Writer Salman Rushdie in critical condition after being stabbed

“The news is not good”, Salman Rushdie’s agent Andrew Wylie told the New York Times on Friday night. The British writer was stabbed in the neck on Friday in New York State in the United States. He had been the target of a fatwa since 1989 and the publication of his book “Les verses sataniques”. He was going to speak at a literary festival near New York in the United States.

Salman Rushdie, 75, was placed on an artificial respirator. “Salman is likely to lose an eye; the nerves in his arm were severed and he was stabbed in the liver,” detailed Mr. Wylie. Immediately after his attack, on the stage of an amphitheater of a cultural center in Chautauqua, in upstate New York, Salman Rushdie was transported by helicopter to the nearest hospital where he was operated on urgently, New York State Police Major Eugene Staniszewski told reporters.

He was “trying to kill Salman Rushdie”

Shortly before 11 a.m. (3 p.m. GMT) this Friday, “a suspect rushed onto the stage (of the amphitheater) and attacked Salman Rushdie and the interviewer” in “stabbing” the writer “in the neck”, very quickly announced the police, who specified Friday evening that the writer had also been stabbed “in the abdomen”. Conference host Ralph Henry Reese, 73, was “slightly injured in the face”.

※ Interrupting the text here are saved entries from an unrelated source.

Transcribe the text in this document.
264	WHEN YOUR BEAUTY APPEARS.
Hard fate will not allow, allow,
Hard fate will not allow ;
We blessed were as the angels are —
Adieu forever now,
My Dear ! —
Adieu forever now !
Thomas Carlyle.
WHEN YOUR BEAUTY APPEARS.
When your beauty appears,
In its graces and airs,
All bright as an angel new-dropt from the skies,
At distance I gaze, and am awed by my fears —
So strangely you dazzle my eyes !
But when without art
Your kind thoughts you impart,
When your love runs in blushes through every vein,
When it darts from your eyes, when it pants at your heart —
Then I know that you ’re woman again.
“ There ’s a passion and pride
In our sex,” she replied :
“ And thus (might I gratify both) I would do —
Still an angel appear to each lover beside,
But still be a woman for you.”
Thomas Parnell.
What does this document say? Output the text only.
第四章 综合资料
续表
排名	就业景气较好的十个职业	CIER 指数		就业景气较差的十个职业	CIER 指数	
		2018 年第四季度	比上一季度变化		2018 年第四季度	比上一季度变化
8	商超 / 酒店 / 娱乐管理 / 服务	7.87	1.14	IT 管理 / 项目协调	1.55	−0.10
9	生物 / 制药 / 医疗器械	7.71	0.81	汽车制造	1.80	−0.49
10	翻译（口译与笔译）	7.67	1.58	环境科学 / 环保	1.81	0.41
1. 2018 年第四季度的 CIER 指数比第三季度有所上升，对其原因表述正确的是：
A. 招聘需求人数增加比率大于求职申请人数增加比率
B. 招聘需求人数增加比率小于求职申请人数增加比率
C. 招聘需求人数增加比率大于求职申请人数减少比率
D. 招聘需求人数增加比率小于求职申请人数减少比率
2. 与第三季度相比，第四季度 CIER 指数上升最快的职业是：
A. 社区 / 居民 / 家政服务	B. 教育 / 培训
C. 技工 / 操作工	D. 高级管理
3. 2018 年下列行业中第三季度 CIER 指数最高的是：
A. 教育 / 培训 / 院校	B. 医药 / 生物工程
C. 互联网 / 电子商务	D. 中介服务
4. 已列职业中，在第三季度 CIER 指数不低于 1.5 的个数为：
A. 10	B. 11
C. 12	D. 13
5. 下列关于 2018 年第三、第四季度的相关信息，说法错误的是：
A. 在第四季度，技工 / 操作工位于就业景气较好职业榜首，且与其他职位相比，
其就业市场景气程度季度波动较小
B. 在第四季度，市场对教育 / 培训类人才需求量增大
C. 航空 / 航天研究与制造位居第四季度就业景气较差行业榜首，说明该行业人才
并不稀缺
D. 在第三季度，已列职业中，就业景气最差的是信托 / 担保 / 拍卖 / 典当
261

Carl LeVan, professor of political science, was in the room, and told AFP on the phone that a man had thrown himself on the stage where Mr. Rushdie was sitting to stab him violently several times. He “was trying to kill Salman Rushdie”said this witness.

L’assailant was immediately arrested and taken into custody, with Officer Staniszewski revealing his name was Hadi Matar, 24, from New Jersey. Police believe he acted alone.

A fatwa since 1989

Salman Rushdie, born on June 19, 1947 in Bombay, two months before India’s independence – brought up by a family of non-practicing Muslim intellectuals, wealthy, progressive and cultured – set part of the Muslim world ablaze with the publication of “Satanic verses”, leading Iranian Ayatollah Rouhollah Khomeini to issue a “fatwa” in 1989 calling for his assassination.

The author had therefore been forced to live in hiding and under police protectione, going from cache to cache. He faces at this time an immense loneliness, increased by the break with his wife, the American novelist Marianne Wiggins, to whom “The verses…” are dedicated. Living discreetly in New York, Salman Rushdie had resumed a more or less normal life while continuing to defend, in his books, satire and irreverence.

The “fatwa” has never been lifted and many translators of his book were injured by attacks, even killed, like the Japanese Hitoshi Igarashi, victim of several stab wounds in 1991.

“Thirty years have passed”however, said the writer in the fall of 2018. “Now everything is fine. I was 41 at the time (of the fatwa), I am 71 now. We live in a world where concerns change very quickly. There are now many other reasons to be afraid, other people to kill…”.

Knighted in 2007 by the Queen of Englandto the great displeasure of Muslim extremists, this master of magical realism, a man of immense culture who calls himself apolitical, has written in English about fifteen novels, stories for young people, short stories and essays.

Macron and Johnson react

“His fight is ours, universal”French President Emmanuel Macron launched on Twitter, claiming to be “today, more than ever, by his side”. British Prime Minister Boris Johnson, for his part, said “appalled that Sir Salman Rushdie was stabbed while exercising a right we should never stop defending”referring to freedom of expression.

United Nations Secretary General Antonio Guterres said through his spokesman that he was “horrified” by the attack, adding “that in no way was the violence a response to the words”. “This act of violence is appalling,” said US President Joe Biden’s security adviser, Jake Sullivan. “All members of the Biden-Harris administration are praying for his speedy recovery”he added in a press release.